G, gravidity; P, parity; wk, week; CS, Cesarean section; TAH, total abdominal hysterectomy; BSO, bilateral salpingo-oophorectomy; pp, postpartum; DOD, dead of disease; pOMT, partial omentectomy; NED, no evidence of disease; and mo, month.

There are many case reports of intraplacental choriocarcinoma and 15–25% were found incidentally after uneventful pregnancies. There is only one reported case in the English literature whose genetic origin was examined (MEDLINE; 1946–2013; search terms: “intraplacental choriocarcinoma”, “DNA”, and “genetic”) (Kanehira et al., 2013), possibly because it has been believed that intraplacental choriocarcinoma arises naturally from trophoblasts of concurrent pregnancy. This paper is the first report to show genetically that choriocarcinoma arises during a pregnancy whose origin is a previous pregnancy. Thus, the choriocarcinoma arose in the uterus first and then metastasized to the other organs including the placenta.

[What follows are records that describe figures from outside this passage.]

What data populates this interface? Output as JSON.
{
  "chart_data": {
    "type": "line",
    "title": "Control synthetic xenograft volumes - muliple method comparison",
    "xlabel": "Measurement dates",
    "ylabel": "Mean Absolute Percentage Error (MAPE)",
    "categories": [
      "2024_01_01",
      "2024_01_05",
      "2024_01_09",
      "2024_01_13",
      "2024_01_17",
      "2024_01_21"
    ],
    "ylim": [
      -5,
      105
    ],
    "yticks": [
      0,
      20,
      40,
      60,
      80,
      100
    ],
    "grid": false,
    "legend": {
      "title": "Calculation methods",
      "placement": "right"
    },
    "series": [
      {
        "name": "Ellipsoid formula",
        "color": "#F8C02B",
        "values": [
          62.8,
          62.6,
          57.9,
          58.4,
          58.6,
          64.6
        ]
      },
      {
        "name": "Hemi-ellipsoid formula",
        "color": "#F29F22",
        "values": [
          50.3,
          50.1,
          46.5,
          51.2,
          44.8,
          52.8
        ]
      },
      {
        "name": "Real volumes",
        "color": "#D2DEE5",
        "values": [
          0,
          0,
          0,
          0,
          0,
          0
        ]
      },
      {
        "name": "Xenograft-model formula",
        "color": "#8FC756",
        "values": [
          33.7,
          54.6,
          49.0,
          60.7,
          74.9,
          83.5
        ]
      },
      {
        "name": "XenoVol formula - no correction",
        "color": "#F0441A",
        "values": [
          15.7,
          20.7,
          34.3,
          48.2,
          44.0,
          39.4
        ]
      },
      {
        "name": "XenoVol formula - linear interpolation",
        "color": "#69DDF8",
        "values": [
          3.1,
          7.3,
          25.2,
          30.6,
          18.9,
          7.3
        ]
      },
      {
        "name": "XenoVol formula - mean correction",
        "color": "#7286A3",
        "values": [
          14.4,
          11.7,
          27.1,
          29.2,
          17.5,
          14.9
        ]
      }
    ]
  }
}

Exactly which pregnancy was the origin of the intraplacental choriocarcinoma could not be confined because the DNA of the children could not be used due to ethical issues or the villous tissues of all abortions could not be used. There is also a possibility that a vanishing twin pregnancy could be the origin of the malignant trophoblasts that caused the intraplacental choriocarcinoma because other GTNs have occurred during twin pregnancies (Liszka et al., 2009). However, the patient visited an obstetrical clinic first in the fifth gestational week and this possibility may be very slight.

It is difficult to find GTNs during normal pregnancy because hCG cannot be used as a tumor marker during pregnancy. Image diagnosis, including ultrasound, CT and MRI, is not useful to diagnose GTN in the placenta. The cases in this study suggest that the possibility that GTNs arise at any time should be considered, even during pregnancy. Molecular genetic studies on the origin of GTNs can lead to a better understanding of the nature of the diseases and provide prognostic information for better management of patients.

Conflict of interest statement

The authors have no conflicts of interest to declare.